C. Create the conda build environment#

While you could build in your existing environment, it is cleaner to build in a dedicated build environment. Here, we will create a build environment called build_sire. You can use any name you want.

$ conda env create -n build_sire -f environment.yml

Activate that environment

$ conda activate build_sire

And then install the tools needed to run conda-build

$ conda install -y -c conda-forge boa anaconda-client packaging=21 pip-requirements-parser

D. Create the conda recipe#

Next, we need to create the conda recipe to build the package. We do this by running the script actions/update_recipe.py. You can add the path to your environment.yml file as an argument. This tells the script to create a recipe that includes all of the pins in the environment.yml. For example;

$ python actions/update_recipe.py environment.yml

would create the recipe using the pins in environment.yml (assuming this file was in the current directory).

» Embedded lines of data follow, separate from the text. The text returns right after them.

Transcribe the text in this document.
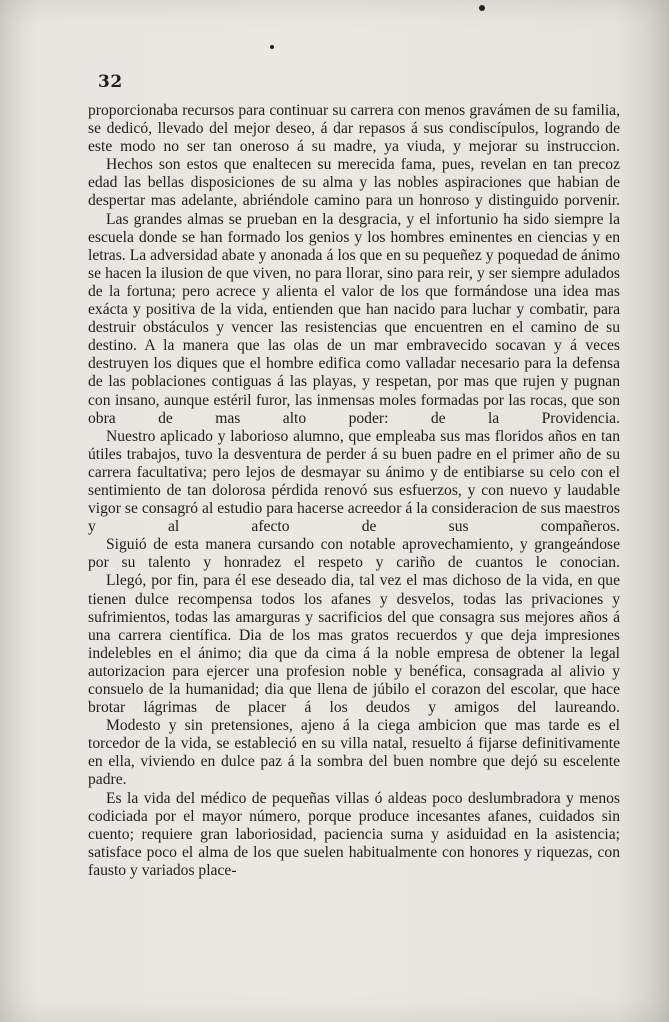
32

proporcionaba recursos para continuar su carrera con menos gravámen de su familia, se dedicó, llevado del mejor deseo, á dar repasos á sus condiscípulos, logrando de este modo no ser tan oneroso á su madre, ya viuda, y mejorar su instruccion.

Hechos son estos que enaltecen su merecida fama, pues, revelan en tan precoz edad las bellas disposiciones de su alma y las nobles aspiraciones que habian de despertar mas adelante, abriéndole camino para un honroso y distinguido porvenir.

Las grandes almas se prueban en la desgracia, y el infortunio ha sido siempre la escuela donde se han formado los genios y los hombres eminentes en ciencias y en letras. La adversidad abate y anonada á los que en su pequeñez y poquedad de ánimo se hacen la ilusion de que viven, no para llorar, sino para reir, y ser siempre adulados de la fortuna; pero acrece y alienta el valor de los que formándose una idea mas exácta y positiva de la vida, entienden que han nacido para luchar y combatir, para destruir obstáculos y vencer las resistencias que encuentren en el camino de su destino. A la manera que las olas de un mar embravecido socavan y á veces destruyen los diques que el hombre edifica como valladar necesario para la defensa de las poblaciones contiguas á las playas, y respetan, por mas que rujen y pugnan con insano, aunque estéril furor, las inmensas moles formadas por las rocas, que son obra de mas alto poder: de la Providencia.

Nuestro aplicado y laborioso alumno, que empleaba sus mas floridos años en tan útiles trabajos, tuvo la desventura de perder á su buen padre en el primer año de su carrera facultativa; pero lejos de desmayar su ánimo y de entibiarse su celo con el sentimiento de tan dolorosa pérdida renovó sus esfuerzos, y con nuevo y laudable vigor se consagró al estudio para hacerse acreedor á la consideracion de sus maestros y al afecto de sus compañeros.

Siguió de esta manera cursando con notable aprovechamiento, y grangeándose por su talento y honradez el respeto y cariño de cuantos le conocian.

Llegó, por fin, para él ese deseado dia, tal vez el mas dichoso de la vida, en que tienen dulce recompensa todos los afanes y desvelos, todas las privaciones y sufrimientos, todas las amarguras y sacrificios del que consagra sus mejores años á una carrera científica. Dia de los mas gratos recuerdos y que deja impresiones indelebles en el ánimo; dia que da cima á la noble empresa de obtener la legal autorizacion para ejercer una profesion noble y benéfica, consagrada al alivio y consuelo de la humanidad; dia que llena de júbilo el corazon del escolar, que hace brotar lágrimas de placer á los deudos y amigos del laureando.

Modesto y sin pretensiones, ajeno á la ciega ambicion que mas tarde es el torcedor de la vida, se estableció en su villa natal, resuelto á fijarse definitivamente en ella, viviendo en dulce paz á la sombra del buen nombre que dejó su escelente padre.

Es la vida del médico de pequeñas villas ó aldeas poco deslumbradora y menos codiciada por el mayor número, porque produce incesantes afanes, cuidados sin cuento; requiere gran laboriosidad, paciencia suma y asiduidad en la asistencia; satisface poco el alma de los que suelen habitualmente con honores y riquezas, con fausto y variados place-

The recipe is written to recipes/sire/meta.yaml. You can (optionally) edit the pins in this file too, if you want to do some fine-tuning.

Note

You may need to edit the recipe to fix version inconsistencies. This is especially the case for rdkit - you need to to make sure that if you specify a version for rdkit in your environment.yml that you also use the same version for the rdkit-devel package.

E. Building the package#

You can now run conda-build to create the package.

$ conda build -c conda-forge -c openbiosim/label/dev recipes/sire

This will take a while. At the end, it will print out the location of the sire conda package, e.g.

Note

The above command assumes that you don’t need any other channels included to install all of the packages included in your environment.yml. The actions/update_recipe.py script will print out the correct conda build command at the end, which includes any extra channels that are needed.

# To have conda build upload to anaconda.org automatically, use
# conda config --set anaconda_upload yes
anaconda upload \
    /path/to/miniforge/envs/build_sire/conda-bld/osx-64/sire-2023.3.0-py310hf95ea87_25.tar.bz2
anaconda_upload is not set.  Not uploading wheels: []

INFO :: The inputs making up the hashes for the built packages are as follows:
{
  "sire-2023.3.0-py310hf95ea87_25": {
    "recipe": {
      "c_compiler": "clang",
      "cxx_compiler": "clangxx",
      "numpy": "1.22",
      "target_platform": "osx-64"
    }
  }
}

In this case, you can see that the package is the file /path/to/miniforge/envs/build_sire/conda-bld/osx-64/sire-2023.3.0-py310hf95ea87_25.tar.bz2.

Copy this conda package to wherever you need (e.g. into a channel, upload to conda, etc.).

Note

A full set of tests will be run on the package after it has been built. Some of these tests may fail if you have edited the recipe to remove some of the dependencies. If this happens, you can decide to ignore the tests, e.g. by removing them from the conda recipe (meta.yml) or by just copying the file that is produced and has been placed into the conda-bld/broken directory.

You can then install it, either via the channel you’ve uploaded to, or by directly running conda install on the package file itself.